Les jeunes ne sentent pas que l’identité québécoise est fragile et menacée.
Pourtant, appelés à se définir spontanément, ils se diront beaucoup plus Québécois que Canadiens. S’ils n’ont aucune animosité envers le Canada, ils n’ont aucun attachement fort pour lui non plus.
Ils ont vaguement entendu parler d’un problème Québec-Canada, mais ils pensent qu’une réconciliation est possible.
Pour eux, c’est une question de bonne volonté, de mettre les bonnes personnes aux bonnes places, et non un problème de système.

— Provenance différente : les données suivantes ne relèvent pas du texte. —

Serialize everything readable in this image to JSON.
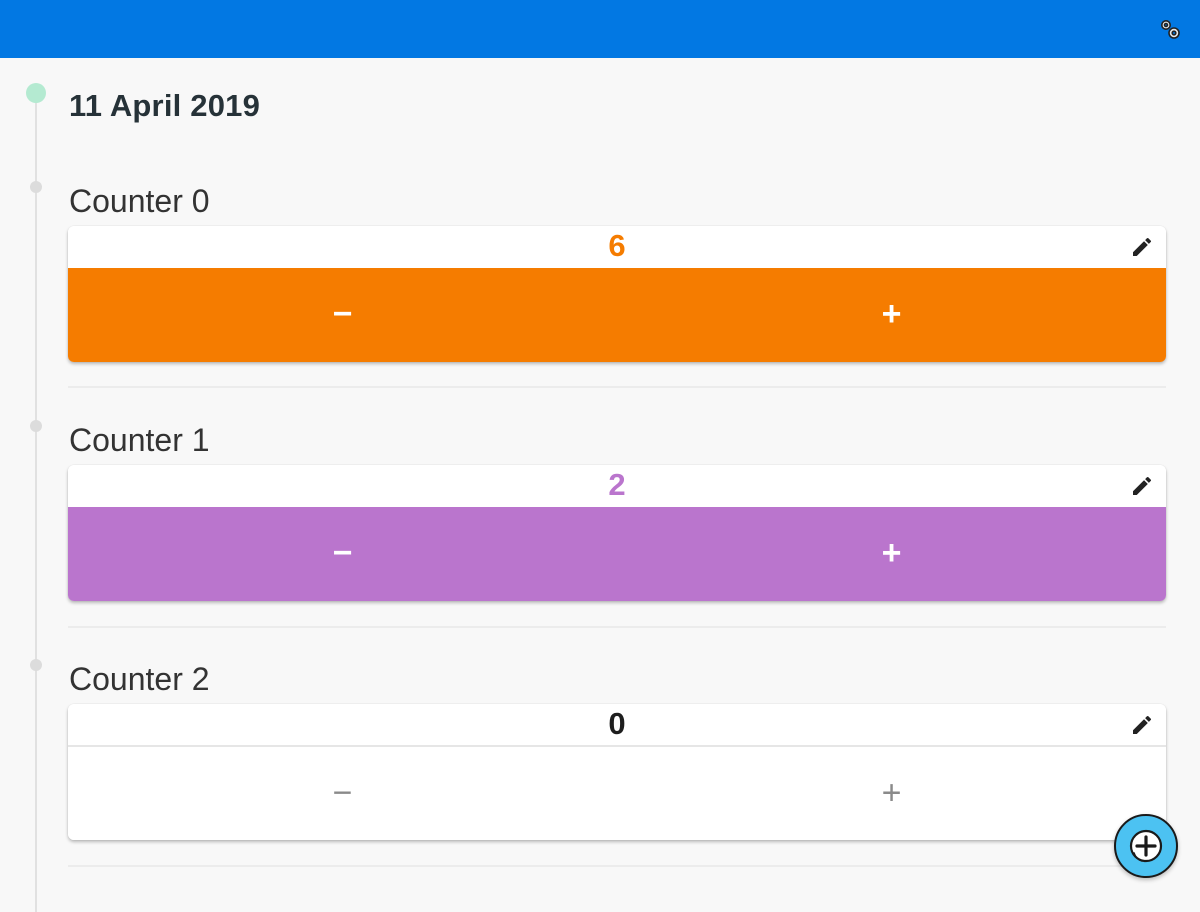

En 1995, parmi les francophones du Québec âgés de moins de 30 ans, il n’y en avait que 40 % qui croyaient à une réforme du fédéralisme qui satisferait à la fois le Québec et le Canada. Les échecs constitutionnels étaient frais dans toutes les têtes.
Vingt ans plus tard, dans cette même tranche d’âge, le pourcentage qui croit à une possible réforme a doublé et atteint 80 %. Vous avez bien lu!
Évidemment, ils ne savent rien des échecs passés, de la mécanique constitutionnelle, ni de ce que le Canada réel pense des attentes du Québec francophone.
Ne les blâmons pas. Ils sont le reflet de notre époque et de la démobilisation souverainiste.
C’est la faute du mouvement souverainiste s’il n’a pas su transmettre aux jeunes les fondements classiques de sa justification, qui demeurent pertinents, ni combiner ceux-ci avec leurs préoccupations émergentes.
Repartir
On dit beaucoup que la mondialisation, internet et les lacunes de l’enseignement de l’Histoire seraient aussi des expli­cations de tout cela.
Sans doute, mais ces facteurs jouent également en Écosse et en Catalogne, où tous les observateurs notent la place importante occu­pée par les jeunes dans les mouvements souverainistes.
On semble aussi perdre de vue que 1,8 million de nouveaux électeurs, sans droit de vote en 1995, se sont ajoutés à l’équation. Qui peut les tenir pour acquis?
Les souverainistes doivent-ils attendre, en se lamentant, que les jeunes viennent à eux ou doivent-ils aller à leur rencontre? On change de jeunesse ou on change d’approche? La répon­se va de soi.